Stransky’s collar was still crumpled on the nape of his neck. He remained stock-still, staring down the bridge of his nose. For a full minute he did not vouchsafe so much as a glance upward over the change in his fortunes. Then he looked around at Lanstron gloweringly.

“I know who you are!” he said. “You were born to the purple. You have had education, opportunity, position-everything that you and your kind want to keep for your kind. You are smarter than the others. You would hang a man with spider-webs instead of hemp. But I won’t fight for you! No, I won’t!”

He threw back his head with a determination in his defiance so intense that it had a certain kind of dignity that freed it of theatrical affectation.

“Yes, I was fortunate; but perhaps nature was not altogether unkind to you,” said Lanstron. “In Napoleonic times, Stransky, I think you might even have carried a marshal’s baton in your knapsack.”

“You-what rot!” A sort of triumph played around Stransky’s full lips and his jaw shot out challengingly. “No, never against my comrades on the other side of the border!” he concluded, his dogged stare returning.

Now the colonel gave the order to fall in; the bugle sounded and the centipede’s legs began to assemble on the road. But Stransky remained a statue, his rifle untouched on the sward. He seemed of a mind to let the regiment go on without him.

“Stransky, fall in!” called the sergeant.

Still Stransky did not move. A comrade picked up the rifle and fairly thrust it into his hands.

“Come on, Bert, and knead dough with the rest of us!” he whispered. “Come on! Cheer up!” Evidently his comrades liked Stransky.
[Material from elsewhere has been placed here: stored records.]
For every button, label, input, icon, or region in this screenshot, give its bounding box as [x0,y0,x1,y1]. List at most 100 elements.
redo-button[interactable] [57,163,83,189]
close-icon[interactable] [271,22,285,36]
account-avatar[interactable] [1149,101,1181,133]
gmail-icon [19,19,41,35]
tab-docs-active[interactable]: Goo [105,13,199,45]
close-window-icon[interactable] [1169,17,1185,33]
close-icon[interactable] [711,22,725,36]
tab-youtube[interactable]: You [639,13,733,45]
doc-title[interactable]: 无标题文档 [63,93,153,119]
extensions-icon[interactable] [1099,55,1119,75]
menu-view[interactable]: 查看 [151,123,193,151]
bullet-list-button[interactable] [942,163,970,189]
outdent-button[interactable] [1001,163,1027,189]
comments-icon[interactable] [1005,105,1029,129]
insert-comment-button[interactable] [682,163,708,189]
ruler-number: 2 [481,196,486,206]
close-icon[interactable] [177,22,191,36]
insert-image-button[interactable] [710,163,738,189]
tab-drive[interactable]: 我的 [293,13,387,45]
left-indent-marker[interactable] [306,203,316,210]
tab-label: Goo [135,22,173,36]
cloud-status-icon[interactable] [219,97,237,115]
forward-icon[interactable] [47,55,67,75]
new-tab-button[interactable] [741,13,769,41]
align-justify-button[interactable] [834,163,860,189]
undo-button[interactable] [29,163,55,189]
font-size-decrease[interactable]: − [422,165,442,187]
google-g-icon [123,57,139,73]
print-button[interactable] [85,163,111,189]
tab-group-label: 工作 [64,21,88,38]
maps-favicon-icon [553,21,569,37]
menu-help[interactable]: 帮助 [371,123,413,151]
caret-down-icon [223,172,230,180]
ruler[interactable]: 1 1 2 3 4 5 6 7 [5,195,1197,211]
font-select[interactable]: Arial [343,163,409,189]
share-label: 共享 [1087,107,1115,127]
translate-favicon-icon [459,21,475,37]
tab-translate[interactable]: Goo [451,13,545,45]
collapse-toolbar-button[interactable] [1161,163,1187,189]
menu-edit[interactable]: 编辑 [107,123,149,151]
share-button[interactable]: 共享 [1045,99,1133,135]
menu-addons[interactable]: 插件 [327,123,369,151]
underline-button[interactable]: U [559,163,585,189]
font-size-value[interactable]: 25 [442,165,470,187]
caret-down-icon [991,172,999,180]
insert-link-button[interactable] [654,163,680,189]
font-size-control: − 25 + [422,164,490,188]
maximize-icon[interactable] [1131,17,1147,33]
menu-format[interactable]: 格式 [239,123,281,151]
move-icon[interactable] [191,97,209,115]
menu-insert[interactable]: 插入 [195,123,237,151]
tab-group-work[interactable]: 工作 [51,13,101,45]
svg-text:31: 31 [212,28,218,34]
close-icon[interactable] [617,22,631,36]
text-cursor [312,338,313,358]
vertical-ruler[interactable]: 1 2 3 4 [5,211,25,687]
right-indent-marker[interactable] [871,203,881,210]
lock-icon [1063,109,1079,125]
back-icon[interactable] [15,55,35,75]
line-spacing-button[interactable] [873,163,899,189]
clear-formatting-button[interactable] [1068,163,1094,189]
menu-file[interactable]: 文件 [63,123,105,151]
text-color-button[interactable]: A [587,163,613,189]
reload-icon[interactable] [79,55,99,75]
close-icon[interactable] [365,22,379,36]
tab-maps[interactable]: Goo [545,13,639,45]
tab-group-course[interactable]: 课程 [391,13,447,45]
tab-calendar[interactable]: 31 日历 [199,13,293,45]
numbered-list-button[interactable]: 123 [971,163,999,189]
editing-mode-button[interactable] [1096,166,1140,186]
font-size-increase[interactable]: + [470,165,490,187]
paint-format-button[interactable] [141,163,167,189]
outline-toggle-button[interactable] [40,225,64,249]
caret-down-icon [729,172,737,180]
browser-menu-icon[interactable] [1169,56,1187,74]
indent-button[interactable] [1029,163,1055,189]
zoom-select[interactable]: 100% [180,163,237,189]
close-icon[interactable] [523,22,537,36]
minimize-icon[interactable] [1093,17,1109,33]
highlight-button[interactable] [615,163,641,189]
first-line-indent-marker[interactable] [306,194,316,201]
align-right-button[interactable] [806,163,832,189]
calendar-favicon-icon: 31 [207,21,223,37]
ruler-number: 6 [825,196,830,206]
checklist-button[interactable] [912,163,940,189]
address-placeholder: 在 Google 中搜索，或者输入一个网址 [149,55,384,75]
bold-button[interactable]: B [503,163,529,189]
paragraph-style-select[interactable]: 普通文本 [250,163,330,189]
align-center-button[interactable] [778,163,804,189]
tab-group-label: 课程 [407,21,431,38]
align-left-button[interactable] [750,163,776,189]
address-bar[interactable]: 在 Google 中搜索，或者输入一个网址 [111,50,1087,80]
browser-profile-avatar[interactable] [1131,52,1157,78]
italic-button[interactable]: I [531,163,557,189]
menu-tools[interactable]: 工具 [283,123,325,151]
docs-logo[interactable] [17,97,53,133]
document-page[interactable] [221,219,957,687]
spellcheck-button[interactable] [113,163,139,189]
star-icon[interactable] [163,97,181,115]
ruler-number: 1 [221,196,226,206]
“No!” roared Stransky, bringing the rifle down on the ground with a heavy blow.

Then impulse broke through the restraint that seemed to characterize the Lanstron of thirty-five. The Lanstron of twenty-five, who had met catastrophe because he was “wool-gathering,” asserted himself. He put his hand on Stransky’s shoulder. It was a strong though slim hand that looked as if it had been trained to do the work of two hands in the process of its owner’s own transformation. Thus the old sergeant had seen a general remonstrate with a brave veteran who had been guilty of bad conduct in Africa. The old colonel gasped at such a subversion of the dignity of rank. He saw the army going to the devil. But young Dellarme, watching with eager curiosity, was sensible of no familiarity in the act. It all depended on how such a thing was done, he was thinking.

“We all have minutes when we are more or less anarchists,” said Lanstron in the human appeal of one man to another. “But we don’t want to be judged by one of those minutes. I got a hand mashed up for a mistake that took only a second. Think this over to-night before you act. Then, if you are of the same opinion, go to the colonel and tell him so. Come, why not?”

“All right, sir, you’re so decent about it!” grumbled Stransky, taking his place in the ranks.

Hep-hep-hep! the regiment started on its way, with Grandfather Fragini keeping at his grandson’s side.

“Makes me feel young again, but it’s darned solemn beside the Hussars, with their horses’ bits a-jingling. Times have certainly changed-officers’ hands in their pockets, saying ‘if you don’t mind’ to a man that’s insulted the flag! Kicking ain’t good enough for that traitor! Ought to hang him-yes, sir, hang and draw him!”

Lanstron watched the marching column for a time.

“Hep-hep-hep! It’s the brown of the infantry that counts in the end,” he mused. “I liked that wall-eyed giant. He’s all man!”

Then his livening glance swept the heavens inquiringly. A speck in the blue, far away in the realms of atmospheric infinity, kept growing in size until it took the form of the wings with which man flies. The plane volplaned down with steady swiftness, till its racing shadow lay large over the landscape for a few seconds before it rose again with beautiful ease and precision.

“Bully for you, Etzel!” Lanstron thought, as he started back to the aeroplane station. “You belong in the corps. We shall not let you return to your regiment for a while. You’ve a cool head and you’d charge a church tower if that were the orders.”